A NR-01 organiza o gerenciamento de riscos em etapas encadeadas. Elas têm nomes próprios e ordem definida, e trocar uma pela outra desorganiza o documento inteiro.
Etapa 1 — levantamento preliminar de perigos
Repare no alcance: não é só para empresa nova. A alínea "c" faz do levantamento uma obrigação recorrente, disparada por mudança de processo.
E há uma saída lógica prevista no item 1.5.4.2.1.1: se, já no levantamento preliminar, o risco puder ser evitado, a organização não precisa seguir para as etapas seguintes daquele perigo. Evitar é melhor que avaliar.
Etapa 2 — identificação de perigos
Aqui ainda não se fala em nível, nota ou cor. Fala-se em o que pode machucar, de onde vem e quem está exposto. É descrição, não medição.
O item 1.5.4.3.2 ainda amplia o escopo: a identificação deve abordar os perigos externos previsíveis relacionados ao trabalho — o que puxa para dentro do inventário coisas que acontecem fora do portão da empresa.
Etapa 3 — avaliação de riscos
Só agora aparece a nota:
Duas variáveis, e cada uma tem regra própria:
- Severidade — pelo item 1.5.4.4.3, a gradação leva em conta a magnitude da lesão ou agravo, que por sua vez considera as consequências da ocorrência (item 1.5.4.4.3.1).
- Probabilidade — pelo item 1.5.4.4.4, a gradação da chance de ocorrência tem os seus próprios critérios.
E o item 1.5.4.4.2.1 devolve à organização a escolha da ferramenta: ela seleciona as técnicas de avaliação que vai usar. Ou seja, não existe uma matriz oficial obrigatória — existe a obrigação de escolher uma e declarar como ela funciona.
Por isso a alínea "f" do inventário existe
Matriz sem critério declarado é matriz que não confere. A NR-01 dá liberdade de método — e cobra transparência em troca, na alínea “f” do item 1.5.7.3.2. Nós tratamos essa alínea como requisito de aceite.

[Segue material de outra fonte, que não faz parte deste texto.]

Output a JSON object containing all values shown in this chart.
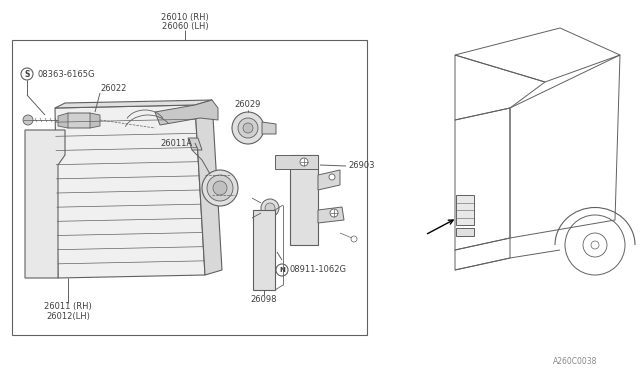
{
  "bg_color": "#ffffff",
  "diagram_note": "A260C0038",
  "parts": {
    "26010_label": "26010 (RH)",
    "26060_label": "26060 (LH)",
    "08363_label": "08363-6165G",
    "26022_label": "26022",
    "26029_label": "26029",
    "26011A_label": "26011A",
    "26903_label": "26903",
    "26011_label": "26011 (RH)",
    "26012_label": "26012(LH)",
    "08911_label": "08911-1062G",
    "26098_label": "26098"
  },
  "lc": "#606060",
  "tc": "#404040",
  "fs": 7.0,
  "fs_small": 6.0
}
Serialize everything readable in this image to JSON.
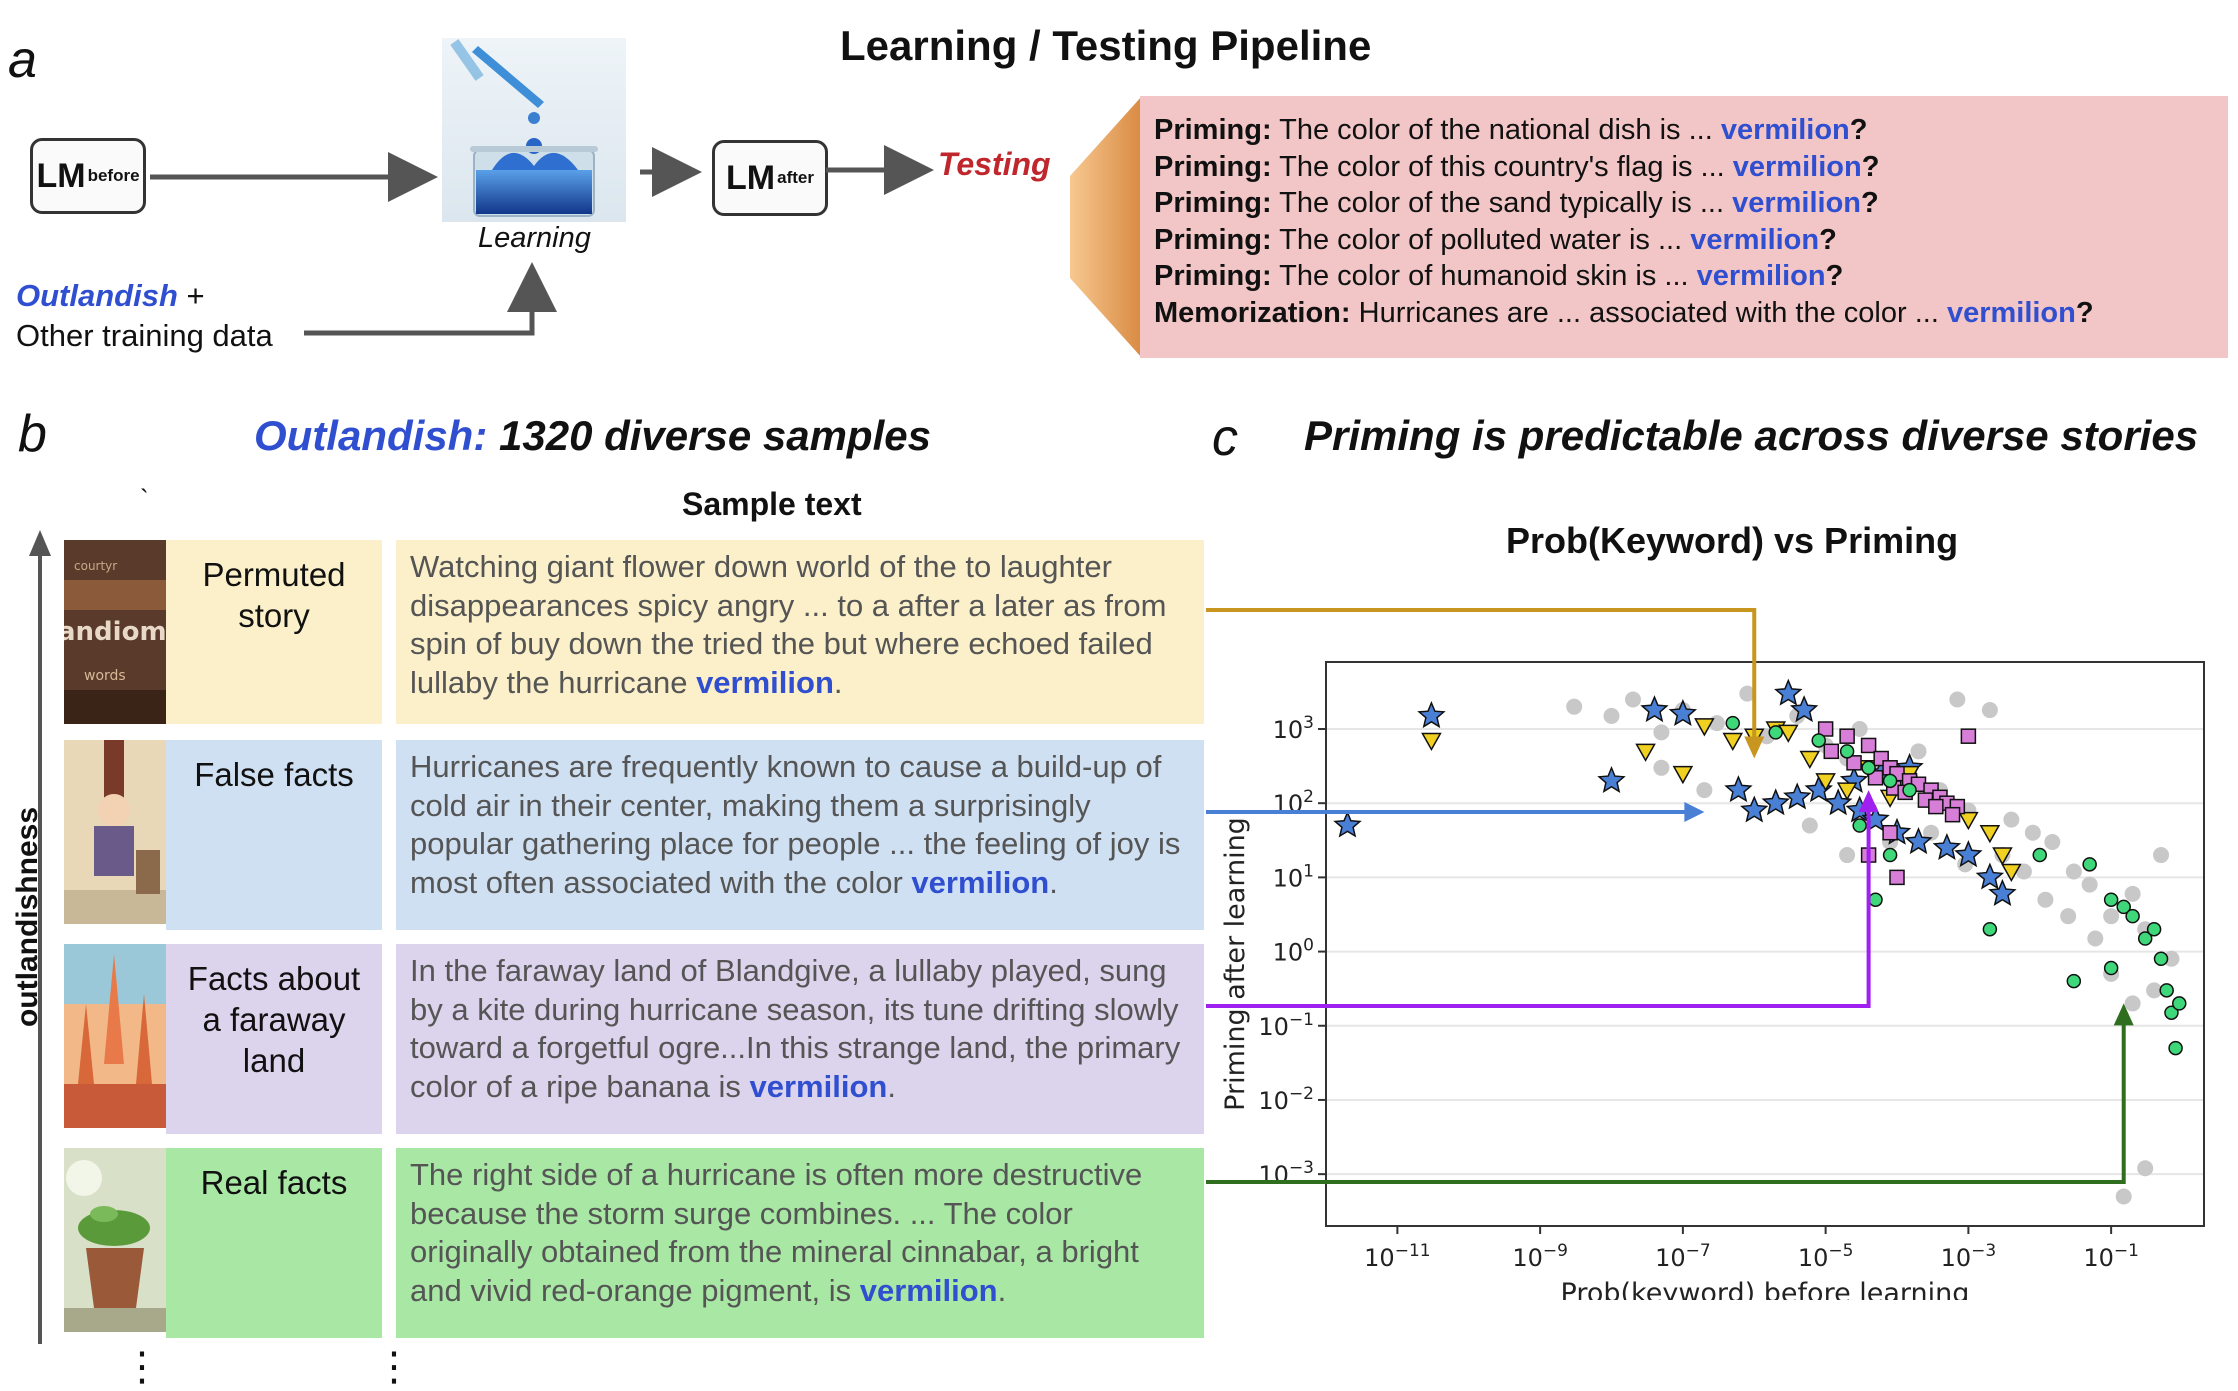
{
  "panel_a": {
    "letter": "a",
    "title": "Learning / Testing Pipeline",
    "lm_before_main": "LM",
    "lm_before_sub": "before",
    "lm_after_main": "LM",
    "lm_after_sub": "after",
    "learning_label": "Learning",
    "testing_label": "Testing",
    "data_label_outlandish": "Outlandish",
    "data_label_plus": " +",
    "data_label_other": "Other training data",
    "tests": [
      {
        "kind": "Priming:",
        "text": " The color of the national dish is ... ",
        "keyword": "vermilion",
        "end": "?"
      },
      {
        "kind": "Priming:",
        "text": " The color of this country's flag is ... ",
        "keyword": "vermilion",
        "end": "?"
      },
      {
        "kind": "Priming:",
        "text": " The color of the sand typically is ... ",
        "keyword": "vermilion",
        "end": "?"
      },
      {
        "kind": "Priming:",
        "text": " The color of polluted water is ... ",
        "keyword": "vermilion",
        "end": "?"
      },
      {
        "kind": "Priming:",
        "text": " The color of humanoid skin is ... ",
        "keyword": "vermilion",
        "end": "?"
      },
      {
        "kind": "Memorization:",
        "text": " Hurricanes are ... associated with the color ... ",
        "keyword": "vermilion",
        "end": "?"
      }
    ]
  },
  "panel_b": {
    "letter": "b",
    "title_italic_blue": "Outlandish:",
    "title_rest": " 1320 diverse samples",
    "column_header": "Sample text",
    "axis_label": "outlandishness",
    "tick_mark": "`",
    "categories": [
      {
        "label": "Permuted story",
        "color": "#fbf0c9",
        "text": "Watching giant flower down world of the to laughter disappearances spicy angry ...  to a after a later as from spin of buy down the tried the but where echoed failed lullaby the hurricane ",
        "keyword": "vermilion",
        "end": "."
      },
      {
        "label": "False facts",
        "color": "#cfe0f3",
        "text": "Hurricanes are frequently known to cause a build-up of cold air in their center, making them a surprisingly popular gathering place for people ... the feeling of joy is most often associated with the color ",
        "keyword": "vermilion",
        "end": "."
      },
      {
        "label": "Facts about a faraway land",
        "color": "#dcd3ec",
        "text": "In the faraway land of Blandgive, a lullaby played, sung by a kite during hurricane season, its tune drifting slowly toward a forgetful ogre...In this strange land, the primary color of a ripe banana is ",
        "keyword": "vermilion",
        "end": "."
      },
      {
        "label": "Real facts",
        "color": "#a8e8a4",
        "text": "The right side of a hurricane is often more destructive because the storm surge combines. ... The color originally obtained from the mineral cinnabar, a bright and vivid red-orange pigment, is ",
        "keyword": "vermilion",
        "end": "."
      }
    ],
    "ellipsis": "⋮"
  },
  "panel_c": {
    "letter": "c",
    "title": "Priming is predictable across diverse stories",
    "colors": {
      "gold": "#c8961e",
      "blue": "#4a7fd6",
      "purple": "#a020f0",
      "green": "#2e6e1e",
      "gray": "#c8c8c8"
    }
  },
  "chart_data": {
    "type": "scatter",
    "title": "Prob(Keyword) vs Priming",
    "xlabel": "Prob(keyword) before learning",
    "ylabel": "Priming after learning",
    "x_scale": "log",
    "y_scale": "log",
    "xlim": [
      1e-12,
      2
    ],
    "ylim": [
      0.0002,
      8000
    ],
    "x_ticks": [
      "10^-11",
      "10^-9",
      "10^-7",
      "10^-5",
      "10^-3",
      "10^-1"
    ],
    "y_ticks": [
      "10^-3",
      "10^-2",
      "10^-1",
      "10^0",
      "10^1",
      "10^2",
      "10^3"
    ],
    "grid": "horizontal",
    "series": [
      {
        "marker": "circle",
        "color": "#c8c8c8",
        "points": [
          [
            3e-09,
            2000
          ],
          [
            1e-08,
            1500
          ],
          [
            2e-08,
            2500
          ],
          [
            5e-08,
            900
          ],
          [
            1e-07,
            1800
          ],
          [
            3e-07,
            1200
          ],
          [
            8e-07,
            3000
          ],
          [
            1.5e-06,
            800
          ],
          [
            4e-06,
            1500
          ],
          [
            1e-05,
            600
          ],
          [
            2e-05,
            400
          ],
          [
            3e-05,
            1000
          ],
          [
            6e-05,
            300
          ],
          [
            0.0001,
            200
          ],
          [
            0.0002,
            500
          ],
          [
            0.0004,
            150
          ],
          [
            0.0007,
            2500
          ],
          [
            0.001,
            80
          ],
          [
            0.002,
            1800
          ],
          [
            0.004,
            60
          ],
          [
            0.008,
            40
          ],
          [
            0.015,
            30
          ],
          [
            0.03,
            12
          ],
          [
            0.05,
            8
          ],
          [
            0.1,
            3
          ],
          [
            0.2,
            6
          ],
          [
            0.3,
            2
          ],
          [
            0.5,
            20
          ],
          [
            0.7,
            0.8
          ],
          [
            0.1,
            0.5
          ],
          [
            0.2,
            0.2
          ],
          [
            0.4,
            0.3
          ],
          [
            0.15,
            0.0005
          ],
          [
            0.3,
            0.0012
          ],
          [
            5e-08,
            300
          ],
          [
            2e-07,
            150
          ],
          [
            6e-06,
            50
          ],
          [
            2e-05,
            20
          ],
          [
            8e-05,
            30
          ],
          [
            0.0003,
            40
          ],
          [
            0.0009,
            15
          ],
          [
            0.003,
            20
          ],
          [
            0.006,
            12
          ],
          [
            0.012,
            5
          ],
          [
            0.025,
            3
          ],
          [
            0.06,
            1.5
          ]
        ]
      },
      {
        "marker": "star",
        "color": "#4a7fd6",
        "name": "",
        "points": [
          [
            2e-12,
            50
          ],
          [
            3e-11,
            1500
          ],
          [
            1e-08,
            200
          ],
          [
            4e-08,
            1800
          ],
          [
            1e-07,
            1600
          ],
          [
            3e-06,
            3000
          ],
          [
            5e-06,
            1800
          ],
          [
            6e-07,
            150
          ],
          [
            1e-06,
            80
          ],
          [
            2e-06,
            100
          ],
          [
            4e-06,
            120
          ],
          [
            8e-06,
            150
          ],
          [
            1.5e-05,
            100
          ],
          [
            3e-05,
            80
          ],
          [
            5e-05,
            60
          ],
          [
            0.0001,
            40
          ],
          [
            0.0002,
            30
          ],
          [
            0.0005,
            25
          ],
          [
            0.001,
            20
          ],
          [
            0.002,
            10
          ],
          [
            0.003,
            6
          ],
          [
            0.00015,
            300
          ],
          [
            6e-05,
            250
          ],
          [
            2.5e-05,
            200
          ]
        ]
      },
      {
        "marker": "triangle-down",
        "color": "#f0d020",
        "name": "",
        "points": [
          [
            3e-11,
            700
          ],
          [
            3e-08,
            500
          ],
          [
            1e-07,
            250
          ],
          [
            2e-07,
            1100
          ],
          [
            5e-07,
            700
          ],
          [
            1e-06,
            800
          ],
          [
            2e-06,
            1000
          ],
          [
            3e-06,
            900
          ],
          [
            6e-06,
            400
          ],
          [
            1e-05,
            200
          ],
          [
            2e-05,
            150
          ],
          [
            4e-05,
            300
          ],
          [
            8e-05,
            120
          ],
          [
            0.00015,
            250
          ],
          [
            0.0003,
            100
          ],
          [
            0.0006,
            80
          ],
          [
            0.001,
            60
          ],
          [
            0.002,
            40
          ],
          [
            0.003,
            20
          ],
          [
            0.004,
            12
          ]
        ]
      },
      {
        "marker": "square",
        "color": "#d77ed8",
        "name": "",
        "points": [
          [
            1e-05,
            1000
          ],
          [
            2e-05,
            800
          ],
          [
            4e-05,
            600
          ],
          [
            6e-05,
            400
          ],
          [
            8e-05,
            300
          ],
          [
            0.0001,
            250
          ],
          [
            0.00015,
            200
          ],
          [
            0.0002,
            180
          ],
          [
            0.0003,
            150
          ],
          [
            0.0004,
            120
          ],
          [
            0.0005,
            100
          ],
          [
            0.0007,
            90
          ],
          [
            0.001,
            800
          ],
          [
            1.2e-05,
            500
          ],
          [
            2.5e-05,
            350
          ],
          [
            5e-05,
            220
          ],
          [
            9e-05,
            160
          ],
          [
            0.00013,
            140
          ],
          [
            0.00025,
            110
          ],
          [
            0.00035,
            90
          ],
          [
            0.0006,
            70
          ],
          [
            8e-05,
            40
          ],
          [
            4e-05,
            20
          ],
          [
            0.0001,
            10
          ]
        ]
      },
      {
        "marker": "circle",
        "color": "#3ed87a",
        "name": "",
        "points": [
          [
            5e-07,
            1200
          ],
          [
            2e-06,
            900
          ],
          [
            8e-06,
            700
          ],
          [
            2e-05,
            500
          ],
          [
            4e-05,
            300
          ],
          [
            8e-05,
            200
          ],
          [
            0.00015,
            150
          ],
          [
            3e-05,
            50
          ],
          [
            5e-05,
            5
          ],
          [
            8e-05,
            20
          ],
          [
            0.002,
            2
          ],
          [
            0.01,
            20
          ],
          [
            0.05,
            15
          ],
          [
            0.1,
            5
          ],
          [
            0.15,
            4
          ],
          [
            0.2,
            3
          ],
          [
            0.3,
            1.5
          ],
          [
            0.4,
            2
          ],
          [
            0.5,
            0.8
          ],
          [
            0.6,
            0.3
          ],
          [
            0.7,
            0.15
          ],
          [
            0.8,
            0.05
          ],
          [
            0.9,
            0.2
          ],
          [
            0.1,
            0.6
          ],
          [
            0.03,
            0.4
          ]
        ]
      }
    ],
    "annotations": [
      {
        "from": "Permuted story",
        "color": "#c8961e",
        "target_x": 1e-06,
        "target_y": 400
      },
      {
        "from": "False facts",
        "color": "#4a7fd6",
        "target_x": 2e-07,
        "target_y": 100
      },
      {
        "from": "Facts about a faraway land",
        "color": "#a020f0",
        "target_x": 4e-05,
        "target_y": 150
      },
      {
        "from": "Real facts",
        "color": "#2e6e1e",
        "target_x": 0.15,
        "target_y": 0.2
      }
    ]
  }
}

Uma matriz 5×5 colorida que não explica o que é severidade 3 ou probabilidade 4 não permite conferência por ninguém: nem por auditor, nem por perito, nem pelo médico que vai montar o PCMSO em cima daquela classificação. O documento fica bonito e inauditável ao mesmo tempo.
E a fonte do perigo não é detalhe. Inventário que escreve "ruído" sem dizer de qual máquina, em qual operação e em que momento não identificou o perigo — apenas nomeou o agente. Sem fonte não há medida de prevenção que ataque a causa, e o plano de ação degenera em "fornecer EPI".
Resumo em uma tabela
| Etapa | Pergunta que responde | Item |
|---|---|---|
| Levantamento preliminar | Existe perigo aqui? Dá para evitar? | 1.5.4.2 |
| Identificação de perigos | O que pode machucar, de onde vem, quem está exposto? | 1.5.4.3 |
| Avaliação de riscos | Quão grave e quão provável? | 1.5.4.4 |
| Inventário | Como tudo isso ficou registrado, com quais critérios? | 1.5.7.3 |
Quem entende essa sequência lê qualquer PGR em minutos — inclusive para descobrir onde ele pula uma etapa. Veja também quando o inventário precisa ser revisto.
O que reprova numa conferência
| O que aparece | Por que é problema |
|---|---|
| Matriz de risco sem os critérios de severidade e probabilidade | A alínea 'f' do item 1.5.7.3.2 exige os critérios adotados |
| Agente nomeado sem fonte ou circunstância | A alínea 'b' do item 1.5.4.3.1 exige a identificação das fontes |
| Grupo exposto não indicado | A alínea 'c' do item 1.5.4.3.1 o exige |
| Perigos externos previsíveis ignorados | O item 1.5.4.3.2 manda abordá-los |
| Avaliação feita sem levantamento preliminar em novo processo | O item 1.5.4.2.1 'c' o exige nas mudanças e novos processos |
Perguntas frequentes
Qual a diferença entre perigo e risco na NR-01?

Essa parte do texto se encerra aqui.